The U.S. unemployment rate climbed to 9.7 percent last month, the highest since June 1983. That brought the number of Americans thrown out of work since the recession began in December 2007 to 6.9 million people, the most in any post-World War II contraction, data compiled by Bloomberg show.

Joseph Stiglitz, the Nobel Prize-winning economist, said yesterday that the U.S. has failed to fix the underlying problems of its banking system after the credit crunch and the collapse of New York-based Lehman Brothers Holdings Inc.

Tomorrow is the one-year anniversary of Lehman’s bankruptcy, which exacerbated the global recession. Writedowns and credit losses at the world’s biggest financial institutions since the start of 2007 have climbed to more than $1.6 trillion, data compiled by Bloomberg show.

Short Sellers

Short sellers who borrow stock to sell on the expectation it can be purchased at a lower price before paying back the loan are placing their biggest bets against shares whose profits are most tied to economic growth.

Companies dependent on consumer spending from Chipotle Mexican Grill Inc. in Denver to Red Bank, New Jersey-based homebuilder Hovnanian Enterprises Inc. have the highest average level of short interest at 7.7 percent of their shares available for trading, NYSE data show. Banks and energy producers have the second- and third-highest levels of short interest, respectively, among 10 industry groups.

Telecommunications shares have the lowest ratio, at 1.5 percent, followed by utilities, consumer staples, and health- care companies, NYSE’s data show.

Bond investors also doubt the economy is about to recover, according to the Merrill Lynch & Co. Global Sovereign Broad Market Plus Index. The gauge, which tracks $15.4 trillion of bonds worldwide, gained 0.83 percent last month, the most since a 1.02 percent increase in March.

‘Run Right Back’

“If you’re concerned to the point that you think this economic recovery is not going to be anywhere near the extent that the market is implying, you’re going to run right back into the same spaces that did well in 2008,” said David Heupel, who helps manage $60 billion at Thrivent Financial for Lutherans in Minneapolis and bought shares of Procter & Gamble last week.

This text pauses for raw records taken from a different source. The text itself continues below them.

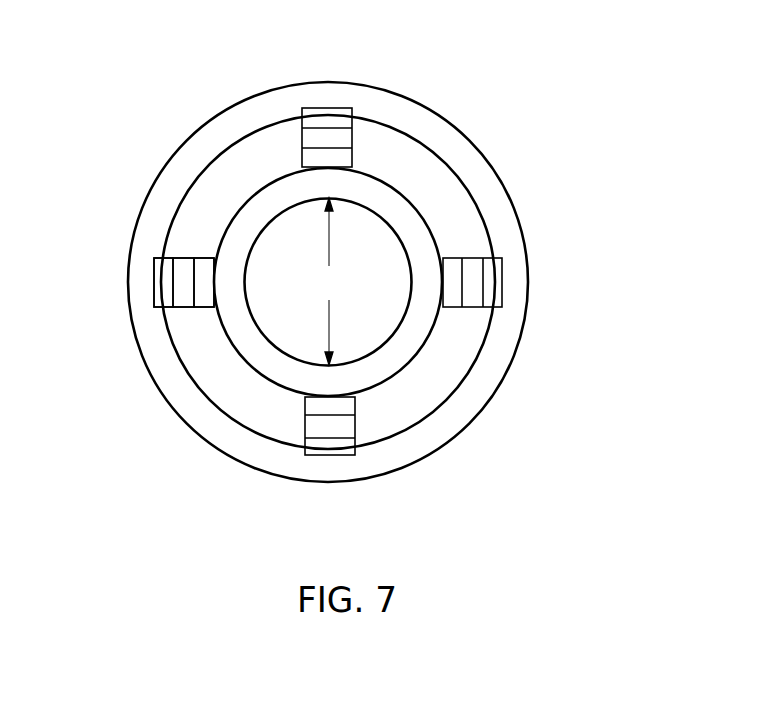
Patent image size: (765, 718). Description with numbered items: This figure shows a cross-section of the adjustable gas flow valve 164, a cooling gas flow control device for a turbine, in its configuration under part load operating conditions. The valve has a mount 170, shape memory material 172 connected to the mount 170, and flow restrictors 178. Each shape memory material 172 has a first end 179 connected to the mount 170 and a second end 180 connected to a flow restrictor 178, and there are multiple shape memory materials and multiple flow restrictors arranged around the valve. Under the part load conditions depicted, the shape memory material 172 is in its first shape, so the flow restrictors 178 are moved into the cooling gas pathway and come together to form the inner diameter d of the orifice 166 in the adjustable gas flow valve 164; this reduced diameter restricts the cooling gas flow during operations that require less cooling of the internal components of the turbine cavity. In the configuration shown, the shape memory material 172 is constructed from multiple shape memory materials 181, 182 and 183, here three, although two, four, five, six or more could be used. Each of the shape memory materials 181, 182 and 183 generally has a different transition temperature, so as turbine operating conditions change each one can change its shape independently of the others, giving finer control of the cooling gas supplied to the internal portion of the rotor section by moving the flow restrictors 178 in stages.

The adjustable gas flow valve 164 is at (470, 88).
The orifice 166 is at (390, 263).
The mount 170 is at (502, 218).
The shape memory material 172 is at (192, 259).
The flow restrictor 178 is at (417, 332).
The first end 179 is at (503, 277).
The second end 180 is at (325, 168).
The shape memory material 181 is at (163, 295).
The shape memory material 182 is at (187, 302).
The shape memory material 183 is at (207, 302).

P&G, the Cincinnati-based maker of Tide detergent and Pantene shampoo, rose the most in almost six months in New York trading on Sept. 10 after the company’s Chief Financial Officer Jon Moeller said that its sales were approaching an “inflection point.” The shares were valued at 14.2 times earnings last month, a 24 percent discount to the S&P 500 that was the biggest since September 2000, weekly Bloomberg data show.

“We’re always looking for opportunities where valuation is lacking and fundamentals are improving,” Heupel said.